In [10]:
import pdfplumber
import pandas as pd
import re
import csv

desired_categories = ['1G', '1H', '2AG', '2AH', '2BG', '2BH', 
                      '3AG', '3AH', '3BG', '3BH', 'GM', 
                      'GMH', 'NKN', 'PH', 'SCG', 'SCH', 
                      'STG', 'STH', 'XD']

def is_numeric(s):
    try:
        float(s)
        return True
    except ValueError:
        return False

file_path = "MCA_BULL_2023_FREE_C_FINenglish.pdf"
college_data = []

with pdfplumber.open(file_path) as pdf:
    for page in pdf.pages:
        text = page.extract_text().split('\n')
        
        college_code_pattern = re.compile(r'C\d{3}MC')
        
        for i, line in enumerate(text):
            if college_code_pattern.search(line):
                college_code = college_code_pattern.search(line).group()

                if i + 1 < len(text):
                    seat_info_line = text[i]
                    seat_info = seat_info_line.split()

                    if len(seat_info) >= len(desired_categories) + 1:
                        total_seats = seat_info[-1]
                        seat_availability = ['0'] * len(desired_categories)

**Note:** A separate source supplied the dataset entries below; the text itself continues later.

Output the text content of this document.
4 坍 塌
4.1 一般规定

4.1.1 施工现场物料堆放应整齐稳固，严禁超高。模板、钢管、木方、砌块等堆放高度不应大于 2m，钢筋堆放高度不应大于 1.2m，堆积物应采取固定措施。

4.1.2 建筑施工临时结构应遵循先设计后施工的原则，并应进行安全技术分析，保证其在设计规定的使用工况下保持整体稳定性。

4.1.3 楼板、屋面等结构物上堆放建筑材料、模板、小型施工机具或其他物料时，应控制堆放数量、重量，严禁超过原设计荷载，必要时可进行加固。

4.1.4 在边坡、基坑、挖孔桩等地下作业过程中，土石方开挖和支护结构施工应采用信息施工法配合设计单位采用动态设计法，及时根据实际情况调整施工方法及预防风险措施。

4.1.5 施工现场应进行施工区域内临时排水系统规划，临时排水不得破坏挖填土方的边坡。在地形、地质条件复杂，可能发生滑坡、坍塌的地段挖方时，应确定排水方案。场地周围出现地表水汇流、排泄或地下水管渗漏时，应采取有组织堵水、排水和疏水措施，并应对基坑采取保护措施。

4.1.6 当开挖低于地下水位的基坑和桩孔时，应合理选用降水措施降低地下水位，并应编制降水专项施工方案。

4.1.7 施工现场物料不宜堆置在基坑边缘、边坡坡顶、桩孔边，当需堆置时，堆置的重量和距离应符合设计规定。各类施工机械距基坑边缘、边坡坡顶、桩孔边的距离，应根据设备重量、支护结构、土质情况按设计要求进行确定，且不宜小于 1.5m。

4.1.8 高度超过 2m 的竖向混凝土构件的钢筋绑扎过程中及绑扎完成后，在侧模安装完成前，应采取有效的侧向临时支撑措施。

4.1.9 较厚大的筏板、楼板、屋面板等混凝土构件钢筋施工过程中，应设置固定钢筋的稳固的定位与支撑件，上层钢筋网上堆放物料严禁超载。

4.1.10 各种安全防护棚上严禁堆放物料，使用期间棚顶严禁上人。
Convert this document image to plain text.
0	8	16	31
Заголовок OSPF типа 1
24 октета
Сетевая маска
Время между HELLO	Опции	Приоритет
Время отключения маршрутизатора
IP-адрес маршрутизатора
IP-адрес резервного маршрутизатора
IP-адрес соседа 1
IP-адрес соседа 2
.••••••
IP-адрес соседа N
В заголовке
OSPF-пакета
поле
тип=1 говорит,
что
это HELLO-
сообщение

                        num_idx = 0
                        for item in seat_info:
                            if is_numeric(item) and num_idx < len(desired_categories):
                                seat_availability[num_idx] = item
                                num_idx += 1
                        
                        college_data.append([college_code] + seat_availability + [total_seats])

columns = ['College Code'] + desired_categories + ['Total Seats']
df = pd.DataFrame(college_data, columns=columns)

csv_file_path = "college_seats_cleaned.csv"
df.to_csv(csv_file_path, index=False, quoting=csv.QUOTE_NONE, escapechar='\\')
print(f"Data saved to {csv_file_path}")


Data saved to college_seats_cleaned.csv